Noah Stahl Columnist

Something has gone seriously awry with this Court’s interpretation of the Constitution.” So wrote Supreme Court Justice, Clarence Thomas, in his dissent to the recent ruling by his Court that established the legal authority of city planners to seize private property for economic development projects. The decision expands upon the practice of eminent domain which historically has been used as a way to ensure the government’s ability to acquire land for basic infrastructure such as military bases and court houses.

The case concerns a New London, Conn. planning commission that wants to build a new center of research facilities and retail space intended to revitalize the city’s sagging economy and tax base.

The plan has only one obstacle — the antiseptic-sounding Parcels 3 and 4A, whose residents are happy with their homes and want to stay. One resident, Wilhelmina Dery, was born in her home in 1918 and has lived there ever since.

Most Americans consider private property an inalienable right. Upon hearing of the plight of Dery and her neighbors, we naturally react with anger and disbelief. How could a government body, ostensibly dedicated to protecting the people, bulldoze the homes of law-abiding citizens?

The answer consists of a series of intellectual smoke screens. The first is the idea that, according to Justice Stevens’ majority opinion, “Promoting economic development is a traditional and long accepted function of government.” Looking for the source of this alleged tradition and its acceptance, we are led in part back to the Supreme Court itself, which did much to entangle government with the economy by its unwillingness to reject New Deal legislation beginning in the late 1930s. This “tradition” certainly does not go back to the revolutionary era, when the major complaint was of too much government involvement in everyday business dealings, not too little. The government’s proper role is not to conduct business, but to secure the freedom of the people—partly through laws upholding property rights.

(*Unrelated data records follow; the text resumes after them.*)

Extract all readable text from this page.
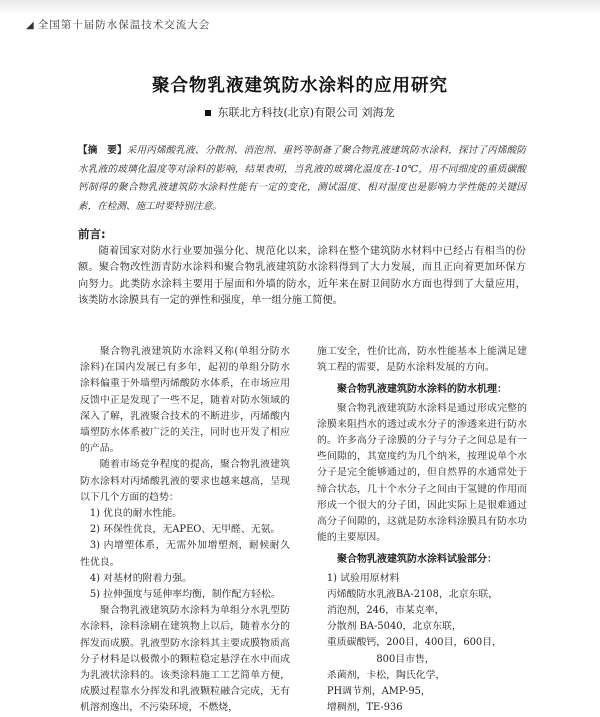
◢ 全国第十届防水保温技术交流大会
聚合物乳液建筑防水涂料的应用研究
东联北方科技(北京)有限公司 刘海龙
【摘　要】采用丙烯酸乳液、分散剂、消泡剂、重钙等制备了聚合物乳液建筑防水涂料，探讨了丙烯酸防水乳液的玻璃化温度等对涂料的影响，结果表明，当乳液的玻璃化温度在-10℃，用不同细度的重质碳酸钙制得的聚合物乳液建筑防水涂料性能有一定的变化，测试温度、相对湿度也是影响力学性能的关键因素，在检测、施工时要特别注意。
前言:
随着国家对防水行业要加强分化、规范化以来，涂料在整个建筑防水材料中已经占有相当的份额。聚合物改性沥青防水涂料和聚合物乳液建筑防水涂料得到了大力发展，而且正向着更加环保方向努力。此类防水涂料主要用于屋面和外墙的防水，近年来在厨卫间防水方面也得到了大量应用，该类防水涂膜具有一定的弹性和强度，单一组分施工简便。

聚合物乳液建筑防水涂料又称(单组分防水涂料)在国内发展已有多年，起初的单组分防水涂料偏重于外墙塑丙烯酸防水体系，在市场应用反馈中正是发现了一些不足，随着对防水领域的深入了解，乳液聚合技术的不断进步，丙烯酸内墙塑防水体系被广泛的关注，同时也开发了相应的产品。

随着市场竞争程度的提高，聚合物乳液建筑防水涂料对丙烯酸乳液的要求也越来越高，呈现以下几个方面的趋势：

1) 优良的耐水性能。

2) 环保性优良，无APEO、无甲醛、无氨。

3) 内增塑体系，无需外加增塑剂，耐候耐久性优良。

4) 对基材的附着力强。

5) 拉伸强度与延伸率均衡，制作配方轻松。

聚合物乳液建筑防水涂料为单组分水乳型防水涂料，涂料涂刷在建筑物上以后，随着水分的挥发而成膜。乳液型防水涂料其主要成膜物质高分子材料是以极微小的颗粒稳定悬浮在水中而成为乳液状涂料的。该类涂料施工工艺简单方便，成膜过程靠水分挥发和乳液颗粒融合完成，无有机溶剂逸出，不污染环境，不燃烧，

施工安全，性价比高，防水性能基本上能满足建筑工程的需要，是防水涂料发展的方向。

聚合物乳液建筑防水涂料的防水机理：

聚合物乳液建筑防水涂料是通过形成完整的涂膜来阻挡水的透过或水分子的渗透来进行防水的。许多高分子涂膜的分子与分子之间总是有一些间隙的，其宽度约为几个纳米，按理说单个水分子是完全能够通过的，但自然界的水通常处于缔合状态，几十个水分子之间由于氢键的作用而形成一个很大的分子团，因此实际上是很难通过高分子间隙的，这就是防水涂料涂膜具有防水功能的主要原因。

聚合物乳液建筑防水涂料试验部分：

1) 试验用原材料

丙烯酸防水乳液BA-2108，北京东联，

消泡剂，246，市某克率，

分散剂 BA-5040，北京东联，

重质碳酸钙，200目，400目，600目，

800目市售，

杀菌剂，卡松，陶氏化学，

PH调节剂，AMP-95，

增稠剂，TE-936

Given the flawed acceptance of economic development as a valid government function, however, and granting the need for the government to secure adequate resources to perform its functions, the validity of eminent domain logically follows.

If police cars, court rooms and aircraft carriers are necessary to allow the government to protect the people, so the argument goes, then tax revenue and prime real estate are necessary to allow the government to keep the economy humming.

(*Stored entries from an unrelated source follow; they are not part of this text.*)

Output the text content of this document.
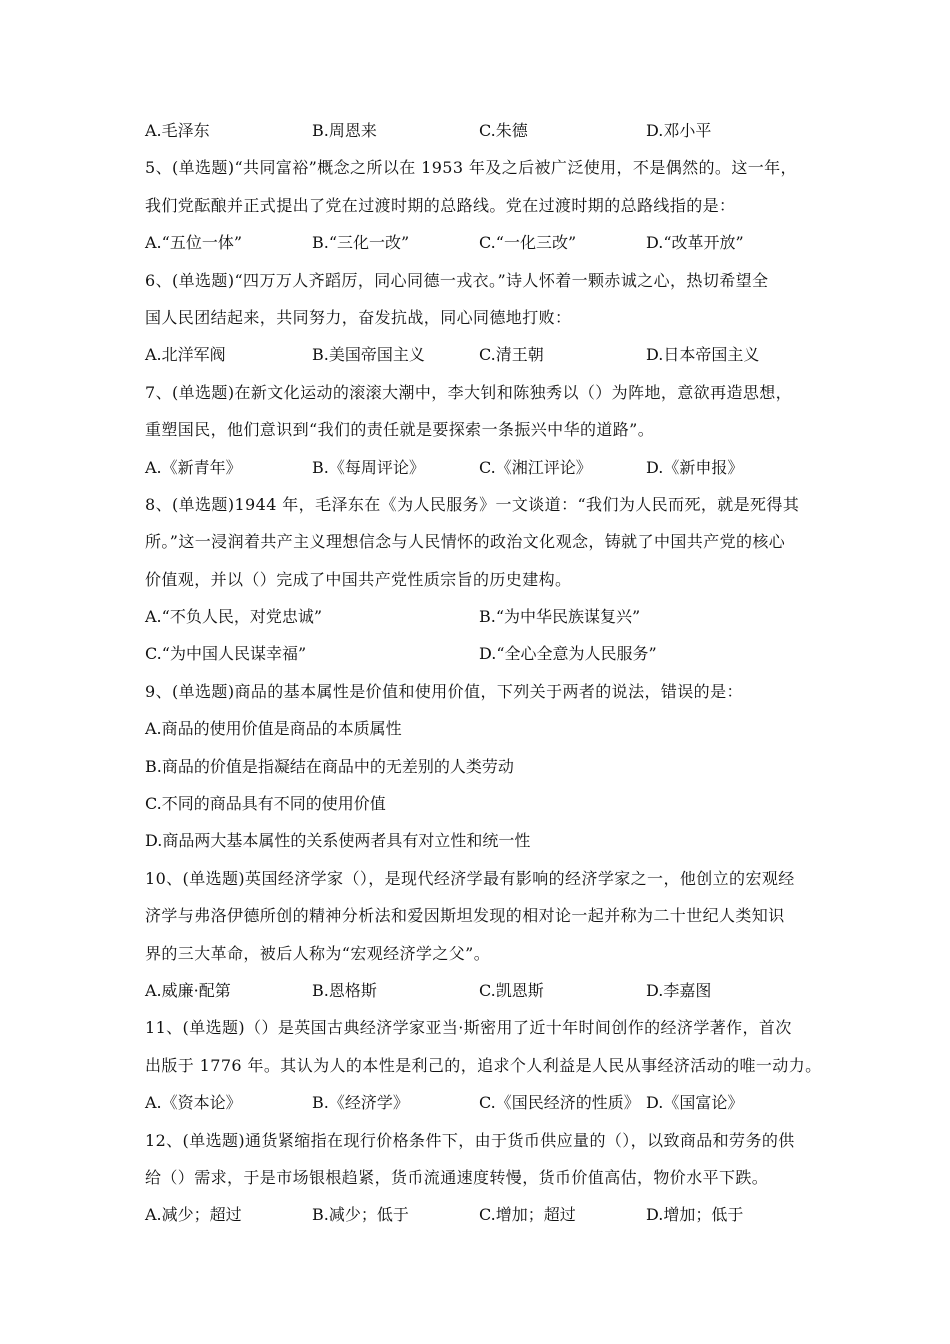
A.毛泽东	B.周恩来	C.朱德	D.邓小平
5、(单选题)“共同富裕”概念之所以在 1953 年及之后被广泛使用，不是偶然的。这一年，
我们党酝酿并正式提出了党在过渡时期的总路线。党在过渡时期的总路线指的是：
A.“五位一体”	B.“三化一改”	C.“一化三改”	D.“改革开放”
6、(单选题)“四万万人齐蹈厉，同心同德一戎衣。”诗人怀着一颗赤诚之心，热切希望全
国人民团结起来，共同努力，奋发抗战，同心同德地打败：
A.北洋军阀	B.美国帝国主义	C.清王朝	D.日本帝国主义
7、(单选题)在新文化运动的滚滚大潮中，李大钊和陈独秀以（）为阵地，意欲再造思想，
重塑国民，他们意识到“我们的责任就是要探索一条振兴中华的道路”。
A.《新青年》	B.《每周评论》	C.《湘江评论》	D.《新申报》
8、(单选题)1944 年，毛泽东在《为人民服务》一文谈道：“我们为人民而死，就是死得其
所。”这一浸润着共产主义理想信念与人民情怀的政治文化观念，铸就了中国共产党的核心
价值观，并以（）完成了中国共产党性质宗旨的历史建构。
A.“不负人民，对党忠诚”	B.“为中华民族谋复兴”
C.“为中国人民谋幸福”	D.“全心全意为人民服务”
9、(单选题)商品的基本属性是价值和使用价值，下列关于两者的说法，错误的是：
A.商品的使用价值是商品的本质属性
B.商品的价值是指凝结在商品中的无差别的人类劳动
C.不同的商品具有不同的使用价值
D.商品两大基本属性的关系使两者具有对立性和统一性
10、(单选题)英国经济学家（），是现代经济学最有影响的经济学家之一，他创立的宏观经
济学与弗洛伊德所创的精神分析法和爱因斯坦发现的相对论一起并称为二十世纪人类知识
界的三大革命，被后人称为“宏观经济学之父”。
A.威廉·配第	B.恩格斯	C.凯恩斯	D.李嘉图
11、(单选题)（）是英国古典经济学家亚当·斯密用了近十年时间创作的经济学著作，首次
出版于 1776 年。其认为人的本性是利己的，追求个人利益是人民从事经济活动的唯一动力。
A.《资本论》	B.《经济学》	C.《国民经济的性质》 D.《国富论》
12、(单选题)通货紧缩指在现行价格条件下，由于货币供应量的（），以致商品和劳务的供
给（）需求，于是市场银根趋紧，货币流通速度转慢，货币价值高估，物价水平下跌。
A.减少；超过	B.减少；低于	C.增加；超过	D.增加；低于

The final step is to silence those stubborn homeowners who refuse to play along. In a country where most people almost instinctively defend basic freedom, folks like Dery cannot simply be removed — they must be conveniently forgotten. This is accomplished with the mental sleight-of-hand known as the “public good.” The trick is to forget that the “public” is simply a collection of individuals and treat it almost as a separate entity. What’s good for the whole becomes more important than the petty complaints of the few. And just like that, the planning commission in New London declares what the “public good” consists of and proceeds to pursue it with the zeal of socialist central planners.

This entire chain reaction could have been stopped by the Supreme Court.

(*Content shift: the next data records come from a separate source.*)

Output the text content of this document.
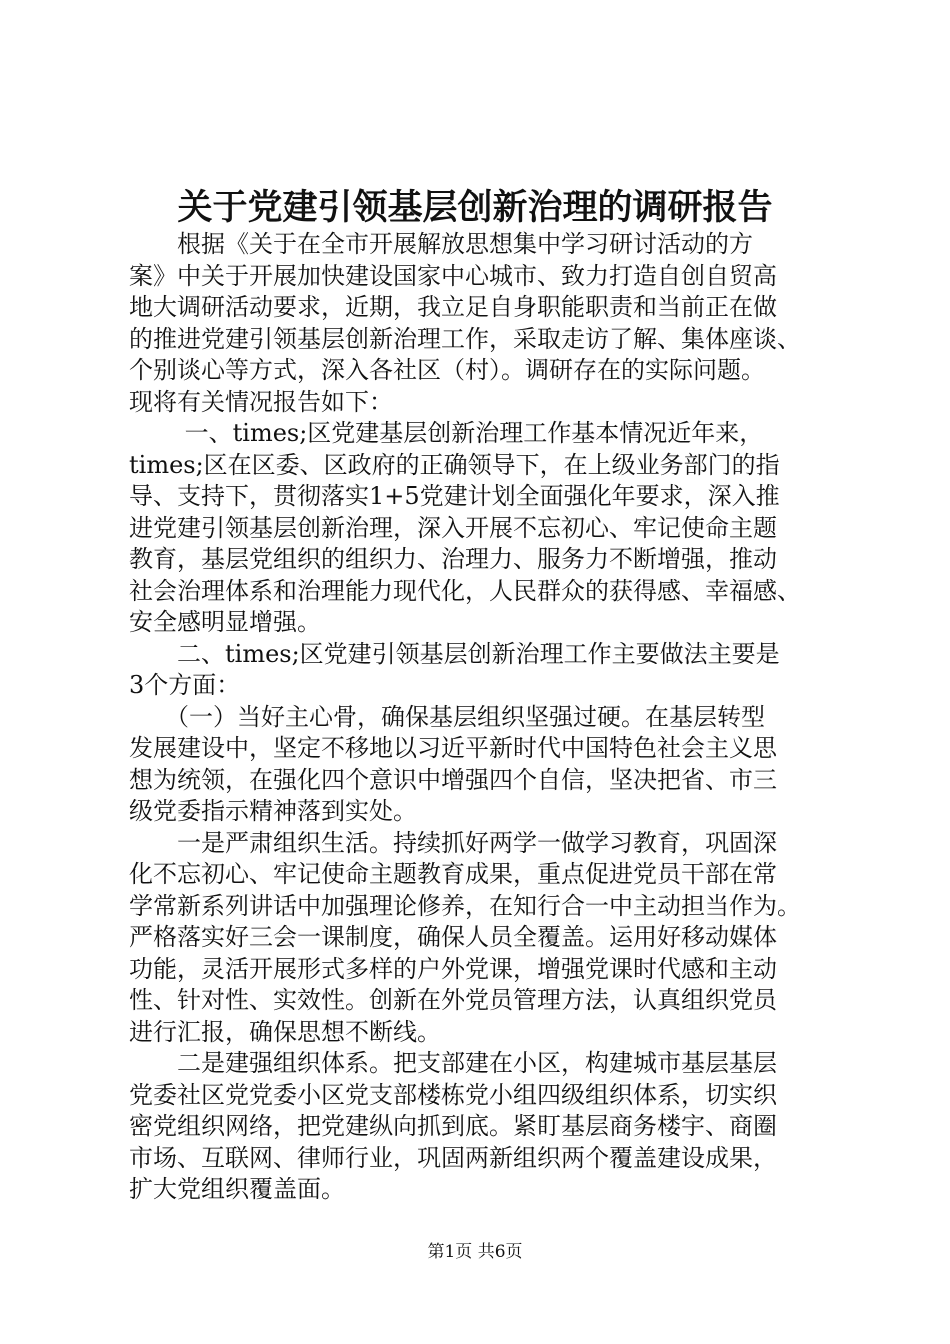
关于党建引领基层创新治理的调研报告
　　根据《关于在全市开展解放思想集中学习研讨活动的方
案》中关于开展加快建设国家中心城市、致力打造自创自贸高
地大调研活动要求，近期，我立足自身职能职责和当前正在做
的推进党建引领基层创新治理工作，采取走访了解、集体座谈、
个别谈心等方式，深入各社区（村）。调研存在的实际问题。
现将有关情况报告如下：
　　 一、times;区党建基层创新治理工作基本情况近年来，
times;区在区委、区政府的正确领导下，在上级业务部门的指
导、支持下，贯彻落实1+5党建计划全面强化年要求，深入推
进党建引领基层创新治理，深入开展不忘初心、牢记使命主题
教育，基层党组织的组织力、治理力、服务力不断增强，推动
社会治理体系和治理能力现代化，人民群众的获得感、幸福感、
安全感明显增强。
　　二、times;区党建引领基层创新治理工作主要做法主要是
3个方面：
　　（一）当好主心骨，确保基层组织坚强过硬。在基层转型
发展建设中，坚定不移地以习近平新时代中国特色社会主义思
想为统领，在强化四个意识中增强四个自信，坚决把省、市三
级党委指示精神落到实处。
　　一是严肃组织生活。持续抓好两学一做学习教育，巩固深
化不忘初心、牢记使命主题教育成果，重点促进党员干部在常
学常新系列讲话中加强理论修养，在知行合一中主动担当作为。
严格落实好三会一课制度，确保人员全覆盖。运用好移动媒体
功能，灵活开展形式多样的户外党课，增强党课时代感和主动
性、针对性、实效性。创新在外党员管理方法，认真组织党员
进行汇报，确保思想不断线。
　　二是建强组织体系。把支部建在小区，构建城市基层基层
党委社区党党委小区党支部楼栋党小组四级组织体系，切实织
密党组织网络，把党建纵向抓到底。紧盯基层商务楼宇、商圈
市场、互联网、律师行业，巩固两新组织两个覆盖建设成果，
扩大党组织覆盖面。
第1页 共6页
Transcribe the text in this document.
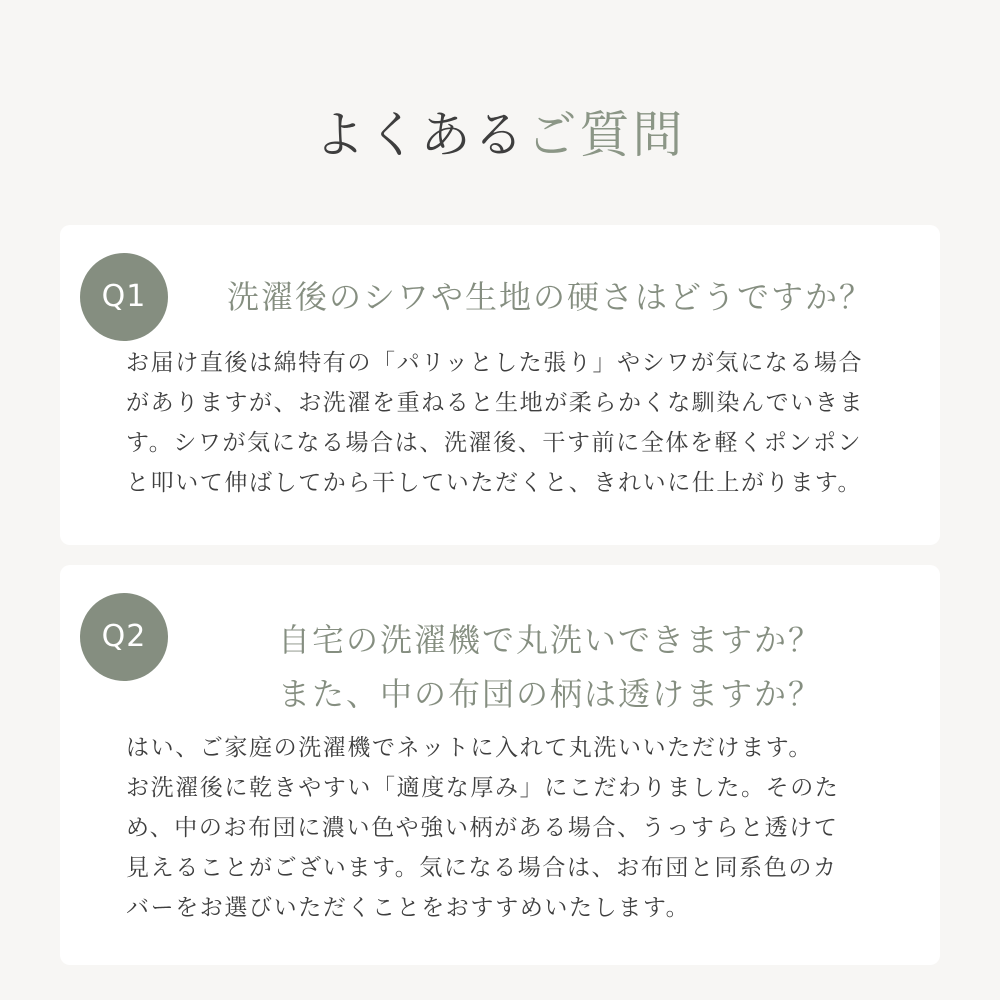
よくあるご質問
Q1	洗濯後のシワや生地の硬さはどうですか？
お届け直後は綿特有の「パリッとした張り」やシワが気になる場合
がありますが、お洗濯を重ねると生地が柔らかくな馴染んでいきま
す。シワが気になる場合は、洗濯後、干す前に全体を軽くポンポン
と叩いて伸ばしてから干していただくと、きれいに仕上がります。
Q2	自宅の洗濯機で丸洗いできますか？
また、中の布団の柄は透けますか？
はい、ご家庭の洗濯機でネットに入れて丸洗いいただけます。
お洗濯後に乾きやすい「適度な厚み」にこだわりました。そのた
め、中のお布団に濃い色や強い柄がある場合、うっすらと透けて
見えることがございます。気になる場合は、お布団と同系色のカ
バーをお選びいただくことをおすすめいたします。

Its response: “The Court declines to second-guess the wisdom of the means the city has selected to effectuate its plan.” Such is the fate of the right to property — no fanfare or attacks, just the simple reluctance of the Court to do its job and uphold a basic constitutional right. As Justice O’Connor properly noted in her dissent, “This is an abdication of our responsibility.” With this ruling, Dery, her cherished home and the fundamental human right to private property have all been condemned as antiquated and obsolete.

Justice Thomas is partly right about the solution. It is not merely to return to the original meaning of the words of the Constitution, as he advocates, but to rediscover and reaffirm the guiding principles on which they are based.